Moving nvstd::function object (with __device___) to another class

Hello,
I want to move nvstd::function-objects to another other class, where the nvstd::function-objects should be executed. I wrote an example, that my problem becomes more clear:

[Code-Description:]
The GPUClass process the nvstd::function-object by using the global kernel-method to call the nvstd::function-object on the GPU/device. In main, I create a nvstd::function-object with a lambda expression and give it into the GPUClass-object.

[Code:]

 template<class F>
_global_
void kernel(F f) {
  f();
}

class GPUClass {
	public:
	template<class K>
	void processLambda(K func_gpu){
		kernel<<<1,1>>>(func_gpu);
	}
};

int main() {
	nvstd::function<void(void)> func = [=]__device__(){printf("On GPU!\n");};
	
	GPUClass* gpuclass = new GPUClass();
	gpuclass->processLambda(func);
	return 0;
}

[Problem:]
The Example doesnt output “On GPU!\n”. I think, its because the first line in main():

nvstd::function<void(void)> func = [=]__device__(){printf(“On GPU!\n”);};

The nvstd::function has no __device__ part and because of that the function is managed as a host-function and cant processed at the device.

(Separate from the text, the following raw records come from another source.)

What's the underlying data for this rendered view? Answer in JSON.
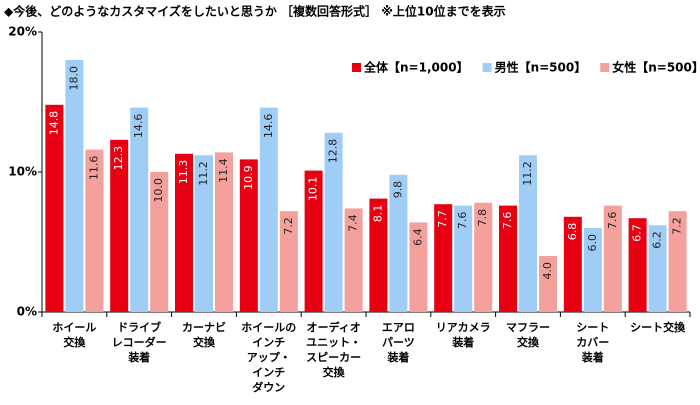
{
  "chart_data": {
    "type": "bar",
    "title": "◆今後、どのようなカスタマイズをしたいと思うか ［複数回答形式］ ※上位10位までを表示",
    "categories": [
      "ホイール\n交換",
      "ドライブ\nレコーダー\n装着",
      "カーナビ\n交換",
      "ホイールの\nインチ\nアップ・\nインチ\nダウン",
      "オーディオ\nユニット・\nスピーカー\n交換",
      "エアロ\nパーツ\n装着",
      "リアカメラ\n装着",
      "マフラー\n交換",
      "シート\nカバー\n装着",
      "シート交換"
    ],
    "series": [
      {
        "name": "全体【n=1,000】",
        "color": "#e60012",
        "values": [
          14.8,
          12.3,
          11.3,
          10.9,
          10.1,
          8.1,
          7.7,
          7.6,
          6.8,
          6.7
        ],
        "value_labels": [
          "14.8",
          "12.3",
          "11.3",
          "10.9",
          "10.1",
          "8.1",
          "7.7",
          "7.6",
          "6.8",
          "6.7"
        ]
      },
      {
        "name": "男性【n=500】",
        "color": "#9fcdf5",
        "values": [
          18.0,
          14.6,
          11.2,
          14.6,
          12.8,
          9.8,
          7.6,
          11.2,
          6.0,
          6.2
        ],
        "value_labels": [
          "18.0",
          "14.6",
          "11.2",
          "14.6",
          "12.8",
          "9.8",
          "7.6",
          "11.2",
          "6.0",
          "6.2"
        ]
      },
      {
        "name": "女性【n=500】",
        "color": "#f4a09c",
        "values": [
          11.6,
          10.0,
          11.4,
          7.2,
          7.4,
          6.4,
          7.8,
          4.0,
          7.6,
          7.2
        ],
        "value_labels": [
          "11.6",
          "10.0",
          "11.4",
          "7.2",
          "7.4",
          "6.4",
          "7.8",
          "4.0",
          "7.6",
          "7.2"
        ]
      }
    ],
    "ylim": [
      0,
      20
    ],
    "yticks": [
      {
        "value": 0,
        "label": "0%"
      },
      {
        "value": 10,
        "label": "10%"
      },
      {
        "value": 20,
        "label": "20%"
      }
    ],
    "grid": false,
    "legend": "top-right"
  }
}
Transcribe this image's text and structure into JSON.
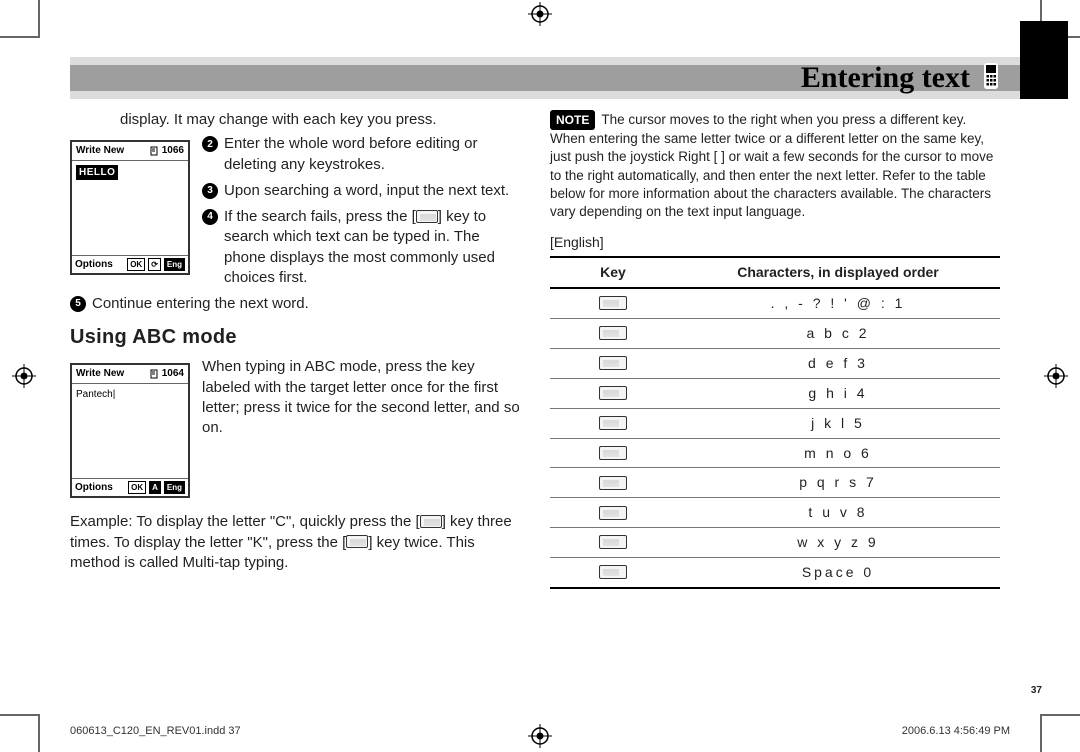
{
  "header": {
    "title": "Entering text",
    "icon_name": "phone-text-icon"
  },
  "left": {
    "p0": "display. It may change with each key you press.",
    "phone1": {
      "title": "Write New",
      "counter": "1066",
      "body_text": "HELLO",
      "foot_opt": "Options",
      "foot_ok": "OK",
      "foot_mode": "⟳",
      "foot_lang": "Eng"
    },
    "steps_a": [
      "Enter the whole word before editing or deleting any keystrokes.",
      "Upon searching a word, input the next text.",
      "If the search fails, press the [    ] key to search which text can be typed in. The phone displays the most commonly used choices first."
    ],
    "step5": "Continue entering the next word.",
    "h2": "Using ABC mode",
    "phone2": {
      "title": "Write New",
      "counter": "1064",
      "body_text": "Pantech|",
      "foot_opt": "Options",
      "foot_ok": "OK",
      "foot_mode": "A",
      "foot_lang": "Eng"
    },
    "abc_para": "When typing in ABC mode, press the key labeled with the target letter once for the first letter; press it twice for the second letter, and so on.",
    "example_1": "Example: To display the letter \"C\", quickly press the [",
    "example_2": "] key three times. To display the letter \"K\", press the [",
    "example_3": "] key twice. This method is called Multi-tap typing."
  },
  "right": {
    "note_badge": "NOTE",
    "note_text": "The cursor moves to the right when you press a different key. When entering the same letter twice or a different letter on the same key, just push the joystick Right [    ] or wait a few seconds for the cursor to move to the right automatically, and then enter the next letter. Refer to the table below for more information about the characters available. The characters vary depending on the text input language.",
    "table_label": "[English]",
    "table": {
      "columns": [
        "Key",
        "Characters, in displayed order"
      ],
      "rows": [
        ". , - ? ! ' @ : 1",
        "a b c 2",
        "d e f 3",
        "g h i 4",
        "j k l 5",
        "m n o 6",
        "p q r s 7",
        "t u v 8",
        "w x y z 9",
        "Space 0"
      ]
    }
  },
  "page_number": "37",
  "footer": {
    "left": "060613_C120_EN_REV01.indd   37",
    "right": "2006.6.13   4:56:49 PM"
  }
}
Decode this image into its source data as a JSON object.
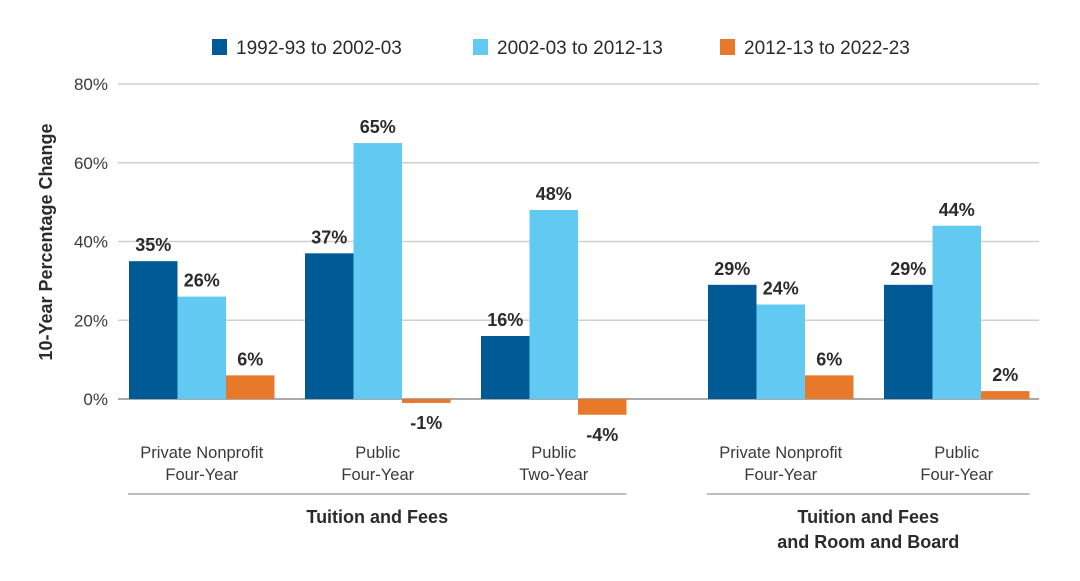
{
  "chart_data": {
    "type": "bar",
    "title": "",
    "xlabel": "",
    "ylabel": "10-Year Percentage Change",
    "ylim": [
      0,
      80
    ],
    "yticks": [
      "0%",
      "20%",
      "40%",
      "60%",
      "80%"
    ],
    "ytick_values": [
      0,
      20,
      40,
      60,
      80
    ],
    "grid": true,
    "legend_position": "top-center",
    "categories": [
      [
        "Private Nonprofit",
        "Four-Year"
      ],
      [
        "Public",
        "Four-Year"
      ],
      [
        "Public",
        "Two-Year"
      ],
      [
        "Private Nonprofit",
        "Four-Year"
      ],
      [
        "Public",
        "Four-Year"
      ]
    ],
    "groups": [
      {
        "label": [
          "Tuition and Fees"
        ],
        "categories": [
          0,
          1,
          2
        ]
      },
      {
        "label": [
          "Tuition and Fees",
          "and Room and Board"
        ],
        "categories": [
          3,
          4
        ]
      }
    ],
    "series": [
      {
        "name": "1992-93 to 2002-03",
        "color": "#005A96",
        "values": [
          35,
          37,
          16,
          29,
          29
        ],
        "labels": [
          "35%",
          "37%",
          "16%",
          "29%",
          "29%"
        ]
      },
      {
        "name": "2002-03 to 2012-13",
        "color": "#62C9F2",
        "values": [
          26,
          65,
          48,
          24,
          44
        ],
        "labels": [
          "26%",
          "65%",
          "48%",
          "24%",
          "44%"
        ]
      },
      {
        "name": "2012-13 to 2022-23",
        "color": "#E8782A",
        "values": [
          6,
          -1,
          -4,
          6,
          2
        ],
        "labels": [
          "6%",
          "-1%",
          "-4%",
          "6%",
          "2%"
        ]
      }
    ]
  }
}
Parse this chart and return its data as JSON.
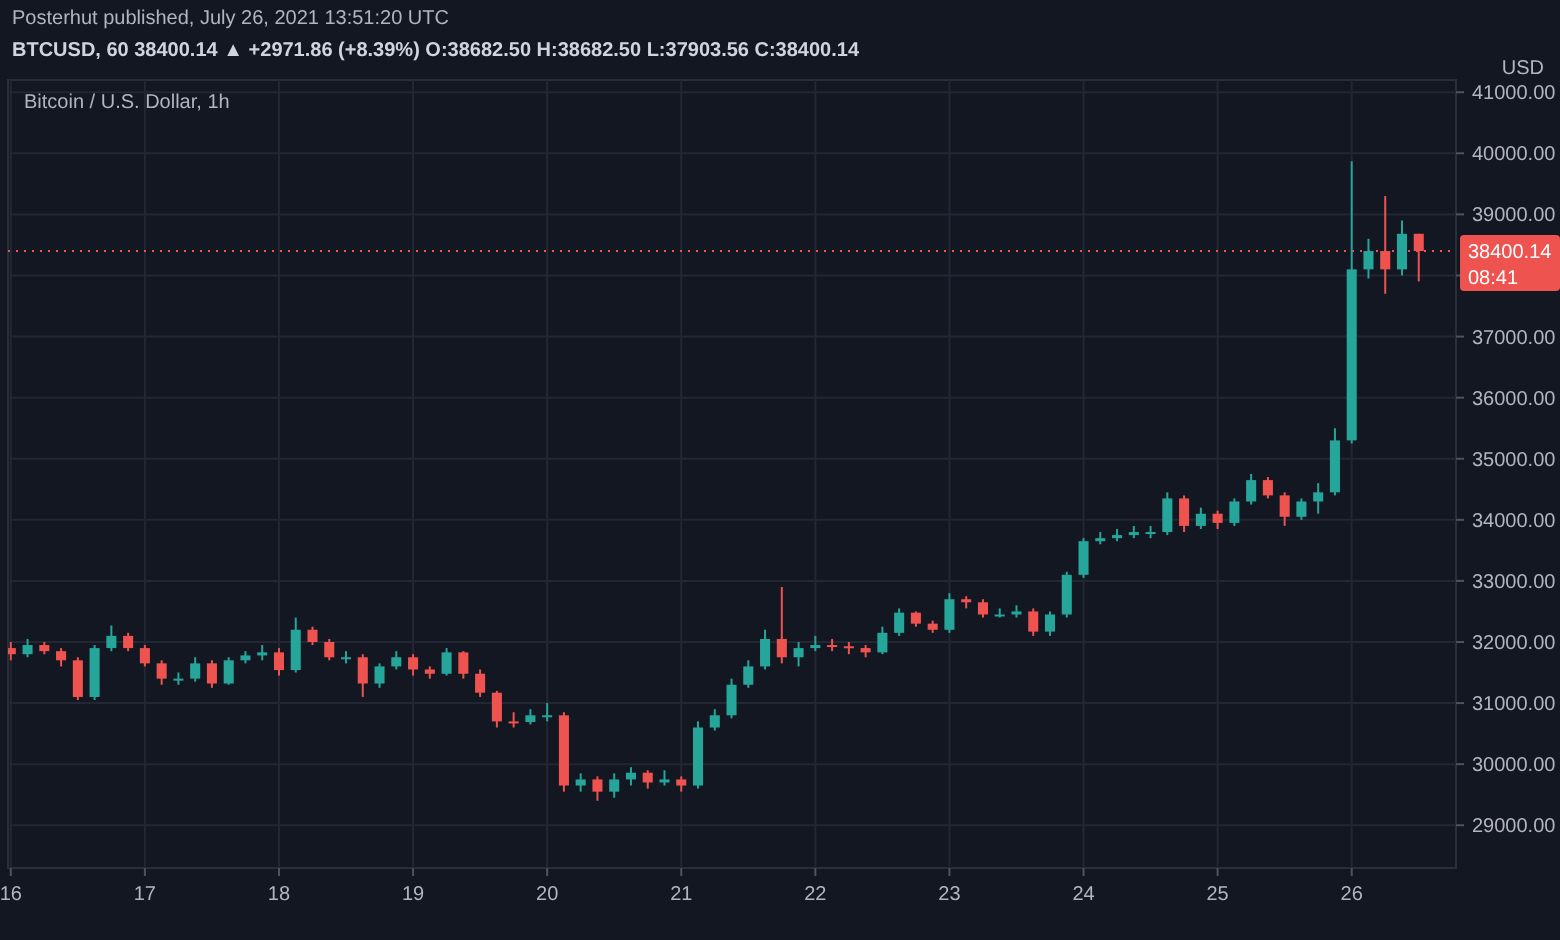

But when I add the __device__ part, than I get the following error-message:

error: an automatic __device__ variable declaration is not allowed inside a host function body

[Question:]
Is there a way that I can move a lambda expression to another class, where this lambda expression get processed at the device?

Best Greetings,
Tobi

from here:

Instances of nvstd::function in host code cannot be initialized with the address of a __device__ function or with a functor whose operator() is a __device__ function.

and:

nvstd::function instances cannot be passed from host code to device code (and vice versa) at run time.

This works:

$ cat t122.cu
#include <cstdio>
template<class F>
__global__
void kernel(F f) {
  f();
}

class GPUClass {
        public:
        template<class K>
        void processLambda(K func_gpu){
                kernel<<<1,1>>>(func_gpu);
        }
};

int main() {
        auto func = [=]__device__(){printf("On GPU!\n");};

        GPUClass* gpuclass = new GPUClass();
        gpuclass->processLambda(func);
        cudaDeviceSynchronize();
        return 0;
}
$ nvcc -std=c++11 t122.cu -o t122 --extended-lambda
$ ./t122
On GPU!
$

Note that I also added a cudaDeviceSynchronize(), which is necessary.

Thank you so much. That helps a lot!